From the reflectivity spectrum, three polariton branches, labeled as LPB, MPB, and HPB (correspond to low, middle, and high polariton branch, respectively) were observed in the cavity (Figure 1.3.11b), which arose from the coupling of the perovskite exciton to both the cavity mode and the Bragg mode just at the lower energy edge of the SiO₂/SiN _x DBR stop‐band. Meanwhile, the emission spectra exhibit well‐resolved polariton branches without any significant emission from the uncoupled perovskite exciton (contrary to previously reported low Q‐factor samples [36, 67, 76]). Efficient polariton relaxation toward the bottom of the MPB was also observed. The Q‐factor of the DBR is 86, which was an improvement by a factor of >3 from the previous metal‐based top mirror layer (Figure 1.3.11c). However, room temperature BEC 2D perovskite remained elusive.

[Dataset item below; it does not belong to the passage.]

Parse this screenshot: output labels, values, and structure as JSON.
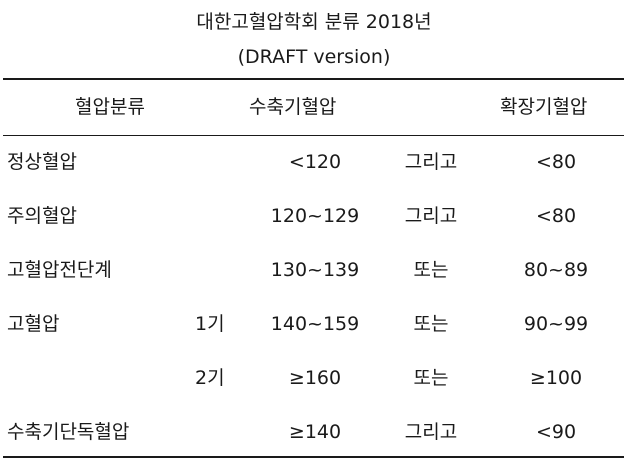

More recently, there was another report by Deleporte's group for the PEPI perovskite system embedded in the FP cavity made by similar migration in liquid technique [77]. In this latest study, the measurement was performed on a ∼900‐nm‐diameter sphere‐like defect site, which provides extra zero dimension (0D)‐like confinement on the perovskite system. The strong coupling regime in such system was marked by observations of the discrete PL of the LPB. While the polariton bottleneck issue has yet been tackled, the measured emission Q‐factor was ∼750, which was almost an order of magnitude improvement over the previous system. This work demonstrated the feasibility of further improvements for realizing room temperature BEC with the 2D‐OIHP system.

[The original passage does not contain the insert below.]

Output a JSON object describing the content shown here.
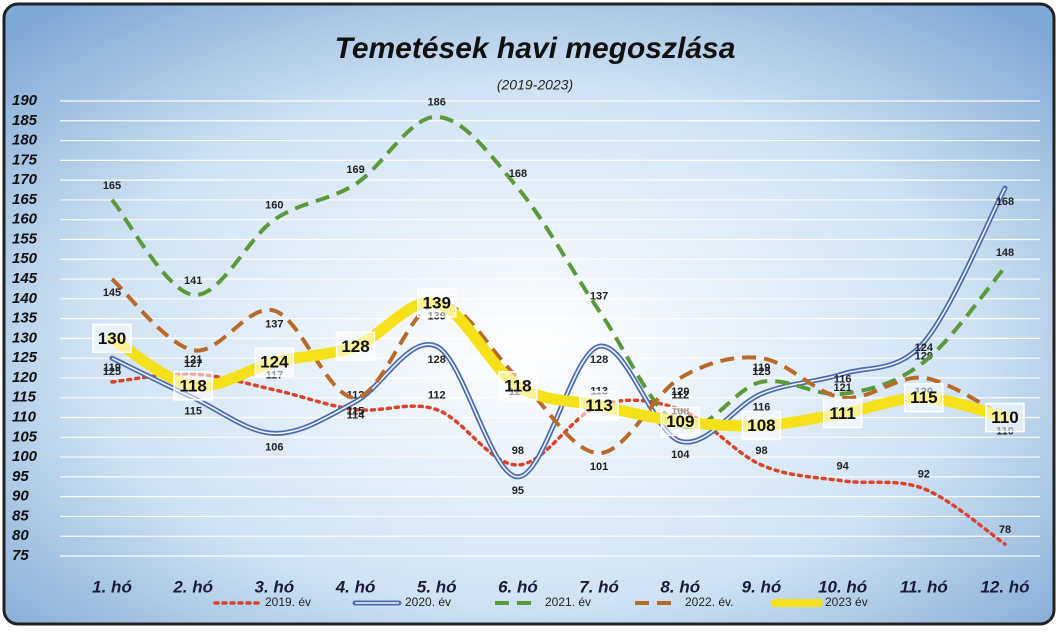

Strong coupling is not limited to occurrences between the exciton and photon. More recently, Niu et al. [78] reported observations of strong interaction between photons, excitons, and surface plasmons in Ag‐based DFB grating coated with 2D perovskite (C₆H₉C₂H₄NH₃)₂PbI₄ (or CHPI), with coupling strengths that are one order larger than for III–V quantum wells at room temperature (Figure 1.3.12a). This study was mainly done by incident polar (θ) and azimuthal (ϕ) angle‐resolved reflectivity measurement with transverse electric (TE) and transverse magnetic (TM) modes. Under TM mode excitation (Figure 1.3.12b), the presence of an additional ∼100 meV redshifted exciton dip was observed, which was assigned to the excitation of the surface plasmon polariton (SPP). This effect was absent in TE mode measurements (Figure 1.3.12c) and CHPI‐coated planar Ag‐film (Figure 1.3.12d). This redshift of ∼100 meV could be well explained by the method of images, where the exciton in CHPI coupled via Coulomb interaction with its own image on the metal surface, forming a “biexciton.” The magnitude of the redshift observed agrees very well with the well‐established model in Ref. [79]. Further tunability of this “biexciton” redshift was also demonstrated up to 185 meV by simply changing the azimuthal angle of the incident light. This “biexciton” holds an interesting potential application for light‐emission devices, since its decay channel via emission to SPP (Figure 1.3.12e) has been previously used to improve the luminescence efficiency of LEDs [80, 81]. The strong interaction of the exciton, bi‐exciton, and the grating mode could be well explained using the three coupled‐oscillators model (Figure 1.3.12f), where large Rabi splitting of 156 and 125 meV were obtained for the exciton and biexciton interaction with SPP, respectively. These values are comparable to those with J‐aggregates. These results, therefore, open up an exciting new direction for optoelectronic applications through coupling SPP with exciton–photon interaction in 2D perovskites.